Additionally, the Yearbook staff’s ability to capture Westview’s events and culture has been hindered, Becker explains, since Slack was used to alert each other about photos to take.
“[Slack is] a very, very helpful tool [for sharing] overall information about what’s going on at school, like if there’s an event at lunch and someone needs to take photos really quick,” Becker said. “It’s really frustrating as a publication [that] strives to cover every single detail of school.”
Mock Trial president, Erjot Kaur (11) said that without Slack their competition is impacted since they struggle with alerting their team members with last-minute messages quickly.
“It’s very hard for me to communicate at school,” Kaur said. “[When] I want to send last minute reminders during the school day for our meetings, scrimmages or for competitions and I can’t do that [and] I have to hunt down our team members and [notify] them [in person] because they couldn’t see the Slack message or they saw it way too late,”
According to Kaur, the ban establishes a negative factor in Mock Trial’s performance since it’s more difficult and inefficient to complete.
“Slack is a major way for [us] to communicate and [the block] definitely inhibits us from getting the work that we need to get done in order to perform the best at competition.”
For next year, Kaur said she hopes that Mock Trial can find better software to replace Slack.
“It’s too late to make the switch this year because we are a couple months into the season and changing our platform would be disruptive and tedious. It’s very hard to get [around] 25 people to switch [from] platforms they have been using for multiple years,” Kaur said, “We’ll look at other ventures next year like Facebook Messenger or a big group chat.”
The Theatre Company has also been adversely impacted by the Slack block. Theatre director Robert Townsend said that they used Slack as a collective group chat, but also as a series of smaller, isolated group chats for different groups within the company. This allowed students to effectively organize their collaboration in one application.
“It takes years to cultivate a good communications platform that is sufficient for [our] diverse needs,” Townsend said. “As we try to [find] a new platform, we have to re-cultivate the entire directory, get [everyone] used to [the interface], [and] import all the data. [Slack] allowed us to structure our groups into ways that were very effective for communication, and the collaboration that was possible through Slack just made everything a lot easier.”

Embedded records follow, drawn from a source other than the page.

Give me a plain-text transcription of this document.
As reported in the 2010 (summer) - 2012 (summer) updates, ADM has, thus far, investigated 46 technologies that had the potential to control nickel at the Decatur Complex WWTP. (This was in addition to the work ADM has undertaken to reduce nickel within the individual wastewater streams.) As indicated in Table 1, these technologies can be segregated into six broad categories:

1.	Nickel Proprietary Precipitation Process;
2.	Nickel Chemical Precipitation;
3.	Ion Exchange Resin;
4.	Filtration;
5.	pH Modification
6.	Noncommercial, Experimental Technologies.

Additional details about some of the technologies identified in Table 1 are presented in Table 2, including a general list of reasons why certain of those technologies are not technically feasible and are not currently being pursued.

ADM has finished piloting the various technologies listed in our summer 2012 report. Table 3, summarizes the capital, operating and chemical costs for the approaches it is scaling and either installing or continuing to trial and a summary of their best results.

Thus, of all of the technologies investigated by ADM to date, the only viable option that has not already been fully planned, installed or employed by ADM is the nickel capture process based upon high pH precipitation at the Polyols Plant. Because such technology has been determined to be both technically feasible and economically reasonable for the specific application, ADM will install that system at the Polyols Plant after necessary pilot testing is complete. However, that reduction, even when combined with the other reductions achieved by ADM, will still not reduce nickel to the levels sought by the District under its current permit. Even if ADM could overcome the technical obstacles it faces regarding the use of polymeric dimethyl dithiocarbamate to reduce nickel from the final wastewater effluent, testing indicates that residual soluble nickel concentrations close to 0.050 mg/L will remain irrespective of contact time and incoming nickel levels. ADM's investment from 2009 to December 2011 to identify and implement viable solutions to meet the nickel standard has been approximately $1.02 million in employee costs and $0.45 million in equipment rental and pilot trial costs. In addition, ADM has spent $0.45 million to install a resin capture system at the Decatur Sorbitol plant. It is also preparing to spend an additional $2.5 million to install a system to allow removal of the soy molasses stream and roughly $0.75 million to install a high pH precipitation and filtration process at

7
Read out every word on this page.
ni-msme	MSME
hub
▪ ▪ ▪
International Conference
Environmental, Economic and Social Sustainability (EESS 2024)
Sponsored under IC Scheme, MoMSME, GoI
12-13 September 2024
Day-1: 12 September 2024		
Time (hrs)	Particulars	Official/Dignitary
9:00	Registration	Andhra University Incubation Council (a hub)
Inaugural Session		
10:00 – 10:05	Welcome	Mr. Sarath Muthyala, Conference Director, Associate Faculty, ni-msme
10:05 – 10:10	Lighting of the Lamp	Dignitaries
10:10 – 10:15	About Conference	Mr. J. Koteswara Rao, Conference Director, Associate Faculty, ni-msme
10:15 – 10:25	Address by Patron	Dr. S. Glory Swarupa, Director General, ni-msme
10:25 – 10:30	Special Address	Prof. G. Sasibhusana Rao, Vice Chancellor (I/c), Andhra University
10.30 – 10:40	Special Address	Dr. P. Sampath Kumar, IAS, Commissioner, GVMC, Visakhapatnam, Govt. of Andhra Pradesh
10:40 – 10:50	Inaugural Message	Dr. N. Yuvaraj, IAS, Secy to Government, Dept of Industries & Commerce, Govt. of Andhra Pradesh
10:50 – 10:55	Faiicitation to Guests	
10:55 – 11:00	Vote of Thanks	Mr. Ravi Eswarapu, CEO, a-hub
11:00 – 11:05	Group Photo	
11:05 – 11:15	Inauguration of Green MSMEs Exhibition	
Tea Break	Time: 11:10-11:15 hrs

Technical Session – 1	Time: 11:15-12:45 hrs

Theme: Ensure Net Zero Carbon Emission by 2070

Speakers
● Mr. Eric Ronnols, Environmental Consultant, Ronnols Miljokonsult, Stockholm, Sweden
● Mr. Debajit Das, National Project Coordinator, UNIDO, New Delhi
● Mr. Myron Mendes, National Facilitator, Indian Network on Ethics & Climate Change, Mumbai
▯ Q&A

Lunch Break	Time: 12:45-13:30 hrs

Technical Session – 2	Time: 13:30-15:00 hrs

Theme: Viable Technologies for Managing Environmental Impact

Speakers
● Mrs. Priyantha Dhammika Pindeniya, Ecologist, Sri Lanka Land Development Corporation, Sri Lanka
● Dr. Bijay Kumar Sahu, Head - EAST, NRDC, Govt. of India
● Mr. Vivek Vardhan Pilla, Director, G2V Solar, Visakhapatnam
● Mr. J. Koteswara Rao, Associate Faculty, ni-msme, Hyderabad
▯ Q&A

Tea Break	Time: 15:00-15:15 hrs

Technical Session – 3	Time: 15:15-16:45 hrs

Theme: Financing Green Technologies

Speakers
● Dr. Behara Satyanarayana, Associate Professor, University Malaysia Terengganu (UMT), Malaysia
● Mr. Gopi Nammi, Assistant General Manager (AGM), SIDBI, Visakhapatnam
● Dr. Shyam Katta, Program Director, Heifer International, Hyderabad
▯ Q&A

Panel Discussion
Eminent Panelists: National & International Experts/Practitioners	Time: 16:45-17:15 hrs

Townsend said the Westview Theatre Company hopes to combat this ban by looking for new platforms to communicate such as Facebook Messenger.
“[Slack] was our main form of communication,” Townsend said. “As we try to work on a new platform to use for communication, we have to re-cultivate the entire directory. We have to get everybody used to the new [interface], as well as import all the data. Students and teachers now have to do extra work at home to make sure they’re keeping up on things that are happening.”